= Madame Ravissa =

Italian composer (mid 18th century – 1807)

Madame Ravissa de Turin (Genovieffa Bernardina Maria Vignola Ravissa de Turin) (mid 18th century – 20 February 1807) was an Italian singer and composer. She was from Turin, but apparently lived in Paris from 1778 until 1783. She published six sonatas for harpsichord in Paris in 1778, where she was described as Maîtresse de Clavecin et de Chant italien. A copy of the sonatas survived in the collection of Kaiser Franz II of Austria. In 1933 the manuscript was discovered in storage at the Steiermärkischer Musikverein by musicologist Ernst Fritz Schmid, and is now housed at the Austrian National Library in Vienna.
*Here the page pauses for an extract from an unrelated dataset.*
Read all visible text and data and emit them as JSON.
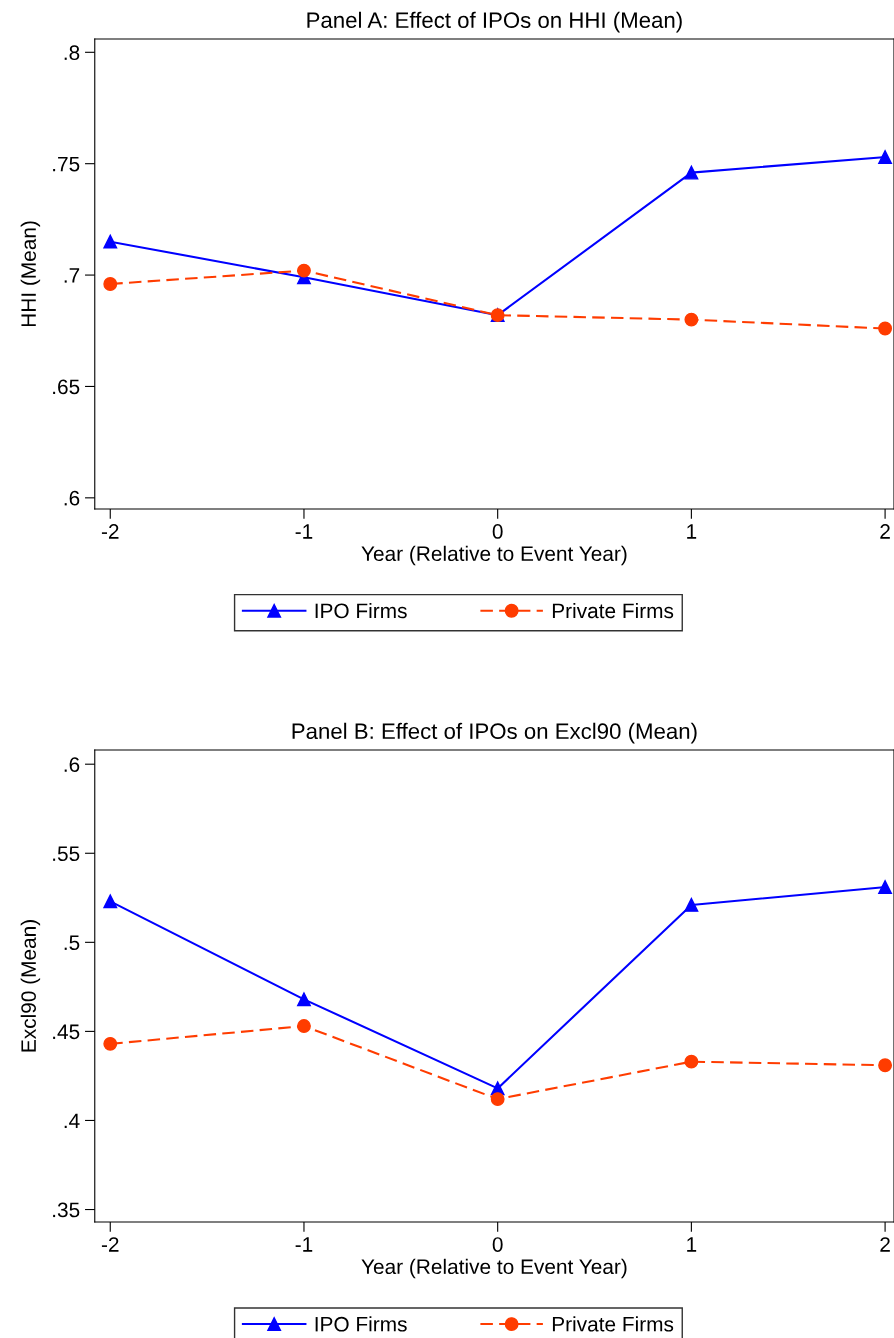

In 1778 her work was described in the Parisian Almanach as "bold modulations that the Italians love and our timorous composers do not dare to allow themselves".

==Works==
- Six Sonatas pour le Clavecin, Op. 1, Sonatas I–III by Madame Ravissa de Turin. Edited by Claudia Schweitzer. For harpsichord or period instrument and modern pianos. Furore Verlag. ISBN ((979-0-50012-934-9)). Sonatas IV–VI. ISBN ((979-0-50012-960-8)).